You mean their brave foray into the shareware model? ID Software sold Doom directly to customers back in the early 90's.
And people are still doing this very day - from Spiderweb to Illwinter to Stardock. Based on some readings (net-wide), some (admittedly, we're speaking of an minority) people seem to think that Valve has just revolutionized software distribution. The only difference between now and 5 or 10 years ago is the cost of bandwith has made it easier than ever to distribute large files (don't tell Blizzard that though, hehehe).
This is more about the big guys being late to the party, though it wasn't their fault the ride wasn't ready for so long.

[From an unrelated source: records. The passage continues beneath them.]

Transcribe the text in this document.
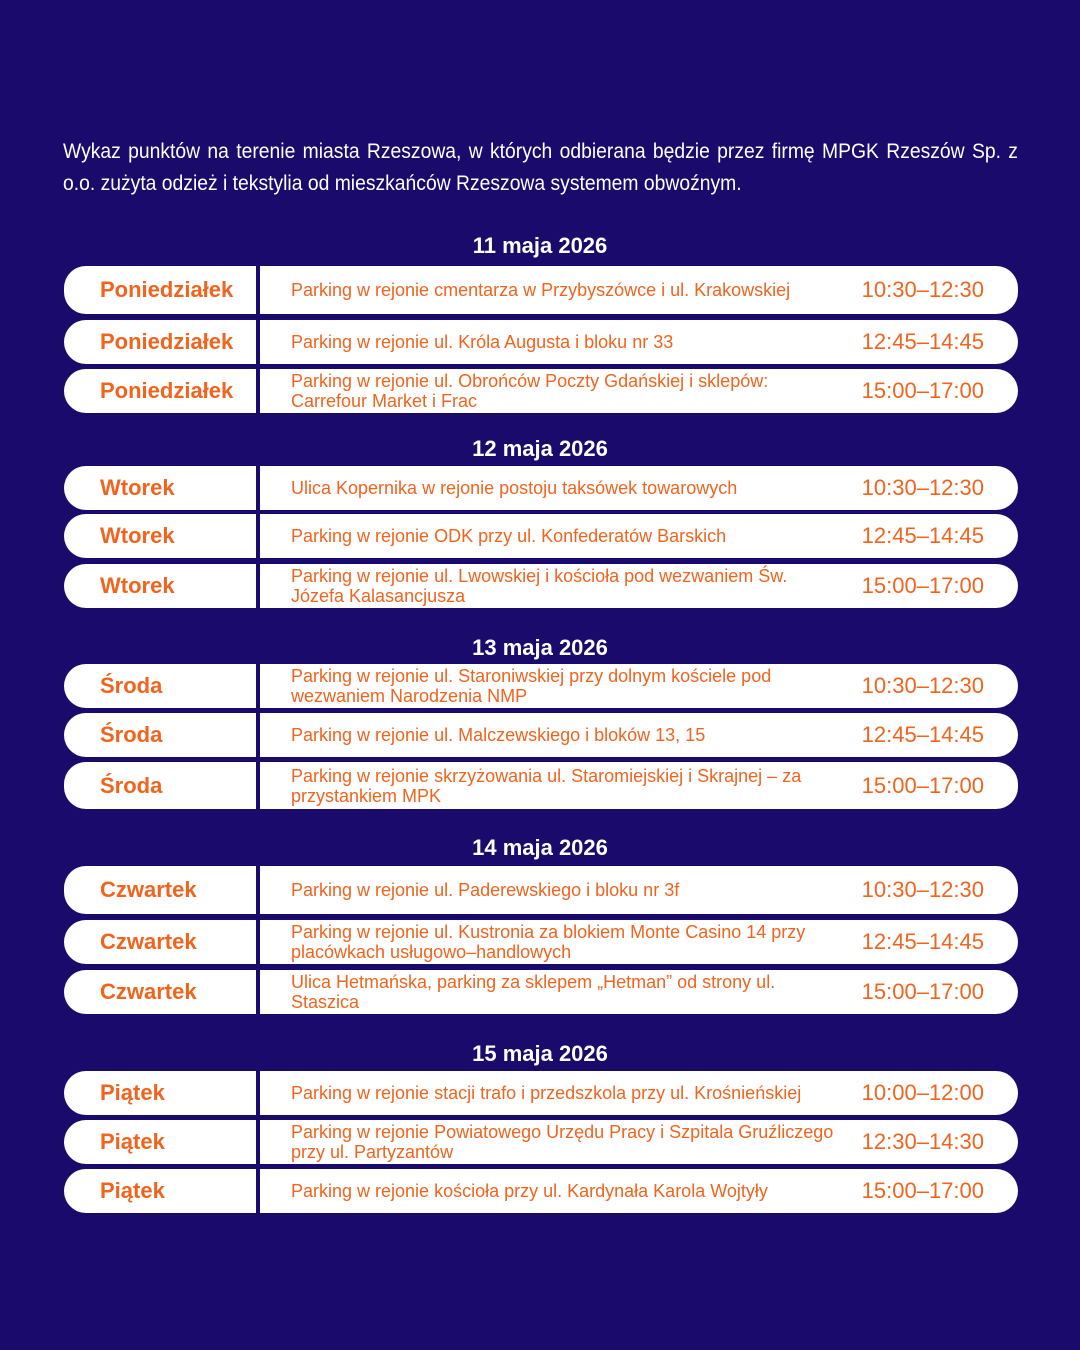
Wykaz punktów na terenie miasta Rzeszowa, w których odbierana będzie przez firmę MPGK Rzeszów Sp. z o.o. zużyta odzież i tekstylia od mieszkańców Rzeszowa systemem obwoźnym.
11 maja 2026
Poniedziałek	Parking w rejonie cmentarza w Przybyszówce i ul. Krakowskiej	10:30–12:30
Poniedziałek	Parking w rejonie ul. Króla Augusta i bloku nr 33	12:45–14:45
Poniedziałek	Parking w rejonie ul. Obrońców Poczty Gdańskiej i sklepów: Carrefour Market i Frac	15:00–17:00
12 maja 2026
Wtorek	Ulica Kopernika w rejonie postoju taksówek towarowych	10:30–12:30
Wtorek	Parking w rejonie ODK przy ul. Konfederatów Barskich	12:45–14:45
Wtorek	Parking w rejonie ul. Lwowskiej i kościoła pod wezwaniem Św. Józefa Kalasancjusza	15:00–17:00
13 maja 2026
Środa	Parking w rejonie ul. Staroniwskiej przy dolnym kościele pod wezwaniem Narodzenia NMP	10:30–12:30
Środa	Parking w rejonie ul. Malczewskiego i bloków 13, 15	12:45–14:45
Środa	Parking w rejonie skrzyżowania ul. Staromiejskiej i Skrajnej – za przystankiem MPK	15:00–17:00
14 maja 2026
Czwartek	Parking w rejonie ul. Paderewskiego i bloku nr 3f	10:30–12:30
Czwartek	Parking w rejonie ul. Kustronia za blokiem Monte Casino 14 przy placówkach usługowo–handlowych	12:45–14:45
Czwartek	Ulica Hetmańska, parking za sklepem „Hetman” od strony ul. Staszica	15:00–17:00
15 maja 2026
Piątek	Parking w rejonie stacji trafo i przedszkola przy ul. Krośnieńskiej	10:00–12:00
Piątek	Parking w rejonie Powiatowego Urzędu Pracy i Szpitala Gruźliczego przy ul. Partyzantów	12:30–14:30
Piątek	Parking w rejonie kościoła przy ul. Kardynała Karola Wojtyły	15:00–17:00
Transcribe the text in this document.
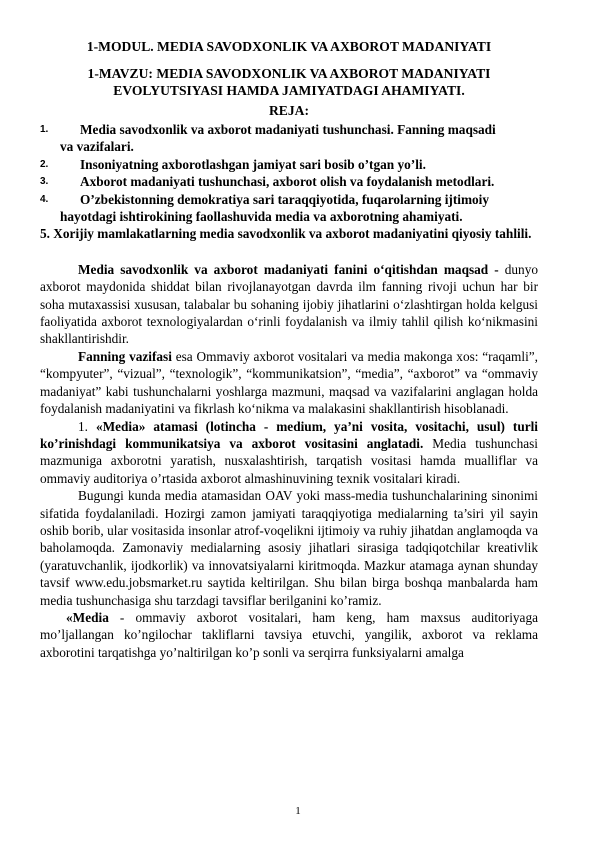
1-MODUL. MEDIA SAVODXONLIK VA AXBOROT MADANIYATI

1-MAVZU: MEDIA SAVODXONLIK VA AXBOROT MADANIYATI

EVOLYUTSIYASI HAMDA JAMIYATDAGI AHAMIYATI.

REJA:

1.	Media savodxonlik va axborot madaniyati tushunchasi. Fanning maqsadi
va vazifalari.
2. Insoniyatning axborotlashgan jamiyat sari bosib o’tgan yo’li.
3. Axborot madaniyati tushunchasi, axborot olish va foydalanish metodlari.
4.	O’zbekistonning demokratiya sari taraqqiyotida, fuqarolarning ijtimoiy
hayotdagi ishtirokining faollashuvida media va axborotning ahamiyati.

5. Xorijiy mamlakatlarning media savodxonlik va axborot madaniyatini qiyosiy tahlili.

Media savodxonlik va axborot madaniyati fanini o‘qitishdan maqsad - dunyo axborot maydonida shiddat bilan rivojlanayotgan davrda ilm fanning rivoji uchun har bir soha mutaxassisi xususan, talabalar bu sohaning ijobiy jihatlarini o‘zlashtirgan holda kelgusi faoliyatida axborot texnologiyalardan o‘rinli foydalanish va ilmiy tahlil qilish ko‘nikmasini shakllantirishdir.

Fanning vazifasi esa Ommaviy axborot vositalari va media makonga xos: “raqamli”, “kompyuter”, “vizual”, “texnologik”, “kommunikatsion”, “media”, “axborot” va “ommaviy madaniyat” kabi tushunchalarni yoshlarga mazmuni, maqsad va vazifalarini anglagan holda foydalanish madaniyatini va fikrlash ko‘nikma va malakasini shakllantirish hisoblanadi.

1. «Media» atamasi (lotincha - medium, ya’ni vosita, vositachi, usul) turli ko’rinishdagi kommunikatsiya va axborot vositasini anglatadi. Media tushunchasi mazmuniga axborotni yaratish, nusxalashtirish, tarqatish vositasi hamda mualliflar va ommaviy auditoriya o’rtasida axborot almashinuvining texnik vositalari kiradi.

Bugungi kunda media atamasidan OAV yoki mass-media tushunchalarining sinonimi sifatida foydalaniladi. Hozirgi zamon jamiyati taraqqiyotiga medialarning ta’siri yil sayin oshib borib, ular vositasida insonlar atrof-voqelikni ijtimoiy va ruhiy jihatdan anglamoqda va baholamoqda. Zamonaviy medialarning asosiy jihatlari sirasiga tadqiqotchilar kreativlik (yaratuvchanlik, ijodkorlik) va innovatsiyalarni kiritmoqda. Mazkur atamaga aynan shunday tavsif www.edu.jobsmarket.ru saytida keltirilgan. Shu bilan birga boshqa manbalarda ham media tushunchasiga shu tarzdagi tavsiflar berilganini ko’ramiz.

«Media - ommaviy axborot vositalari, ham keng, ham maxsus auditoriyaga mo’ljallangan ko’ngilochar takliflarni tavsiya etuvchi, yangilik, axborot va reklama axborotini tarqatishga yo’naltirilgan ko’p sonli va serqirra funksiyalarni amalga

1
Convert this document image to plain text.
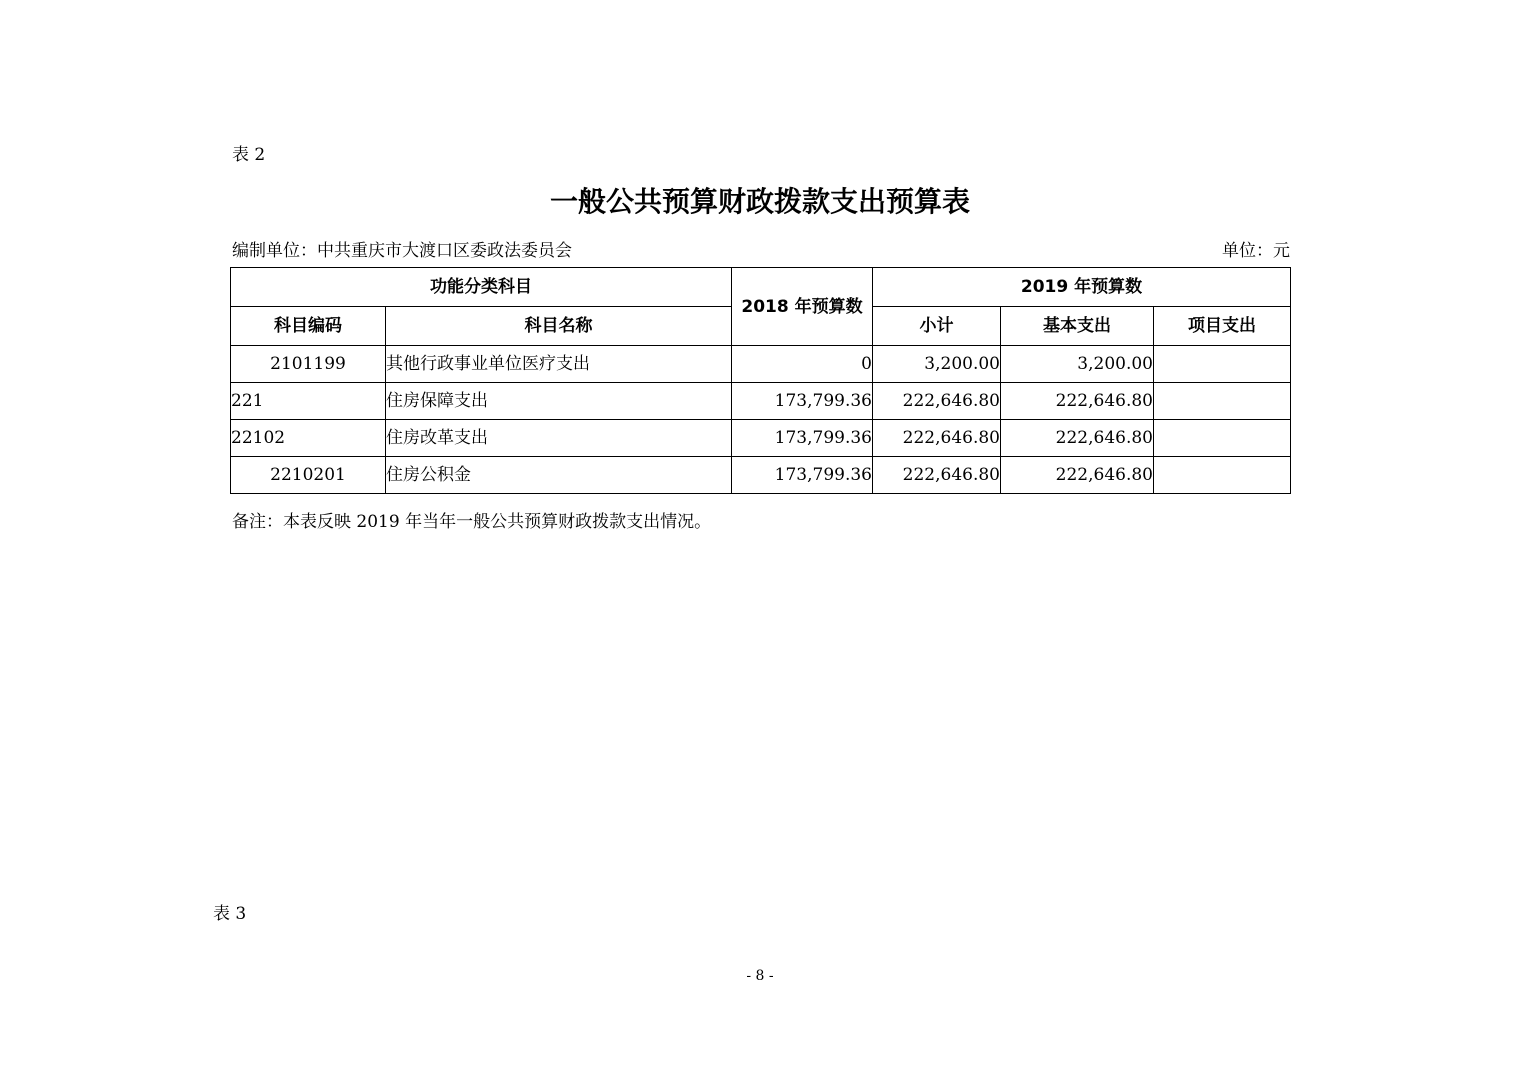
表 2
一般公共预算财政拨款支出预算表
编制单位：中共重庆市大渡口区委政法委员会	单位：元
功能分类科目		2018 年预算数	2019 年预算数		
科目编码	科目名称		小计	基本支出	项目支出
2101199	其他行政事业单位医疗支出	0	3,200.00	3,200.00	
221	住房保障支出	173,799.36	222,646.80	222,646.80	
22102	住房改革支出	173,799.36	222,646.80	222,646.80	
2210201	住房公积金	173,799.36	222,646.80	222,646.80	
备注：本表反映 2019 年当年一般公共预算财政拨款支出情况。
表 3
- 8 -
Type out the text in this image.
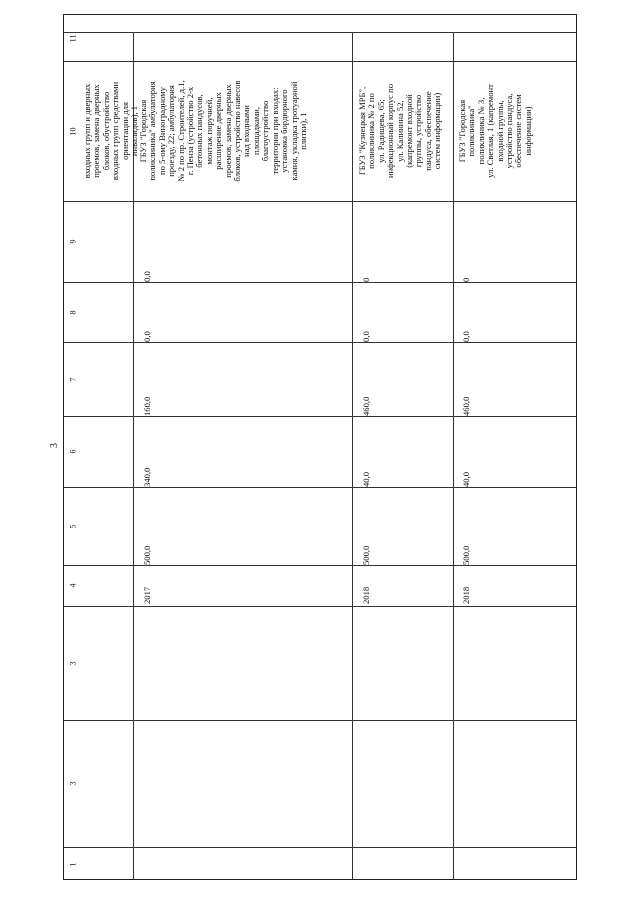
3
11
10
9
8
7
6
5
4
3
3
1
входных групп и дверных проемов, замена дверных блоков, обустройство входных групп средствами ориентации для инвалидов), 1
0,0
0,0
160,0
340,0
500,0
2017
ГБУЗ "Городская поликлиника" амбулатория по 5-ому Виноградному проезду, 22; амбулатория № 2 по пр. Строителей, д.1, г. Пенза (устройство 2-х бетонных пандусов, монтаж поручней, расширение дверных проемов, замена дверных блоков, устройство навесов над входными площадками, благоустройство территории при входах: установка бордюрного камня, укладка тротуарной плитки), 1
0
0,0
460,0
40,0
500,0
2018
ГБУЗ "Кузнецкая МРБ", поликлиника № 2 по ул. Радищева, 65; инфекционный корпус по ул. Калинина 52, (капремонт входной группы, устройство пандуса, обеспечение систем информации)
0
0,0
460,0
40,0
500,0
2018
ГБУЗ "Городская поликлиника" поликлиника № 3, ул. Светлая, 1 (капремонт входной группы, устройство пандуса, обеспечение систем информации)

This is just another form of copy protection and a way of maximizing profits. This makes the cost to distrubite the game only the cost of bandwidth. IF (and that's a big IF) this makes games cheaper, I'm all for it. But I don't want to spend the same amount of money to download a game that I would to buy it. I think it is great that Valve is releasing the game this way but why should I spend my time burning it to a dvd or cd's and without a manual if I don't get anything extra for it and I don't get a price break?
I tend to agree here. The copy protection thing is something the jury will be out on for some time I think, but that definately looks like a reason they did it. The cutting out of the publishers I applaud them for and I hope they get a bunch of Steam sales, and make boatloads of cash. But the little guys have been doing this, for precisely this reason (well, that and they couldn't get B&M shelf space to save their lives), for some time.
What else makes Steam different from Drengin.net I wonder? I don't recall any sort of validation or checking done with GalCiv (someone correct me if I am wrong; IIRC I purchased it in the store but installed the basic Drengin stuff so I could get updates easily). So theres the copy protection. Access to all that Half Life stuff is nice, but you can get some pretty swell stuff with a Drengin subscription right now as well (the full Disciples 2 and there are more games to come). You have to pay more for that priviledge, and IIRC that payment lasts you a fixed amount of time (a year?), but every game available on Drengin is suddenly yours (so you don't have to buy GalCiv + full Drengin subscription). So some of this is not something Valve has done first either (though neither was Stardock the firs to do it; we go back to the 80s to find that).
Really, the timing was right for a dev to do this with a big game (both in terms of "prestiege" and in terms of file size). I'd probably buy HL2 in the store if I was going to get it, but maybe I'd go the steam route. Smaller devs can easily allow someone to "backup" a downloaded game (it takes one file, post registration, for any of Spiderweb's games. And it's a tiny file). I find that preferrable to burning something as big as HL2 to DVD/CD(s).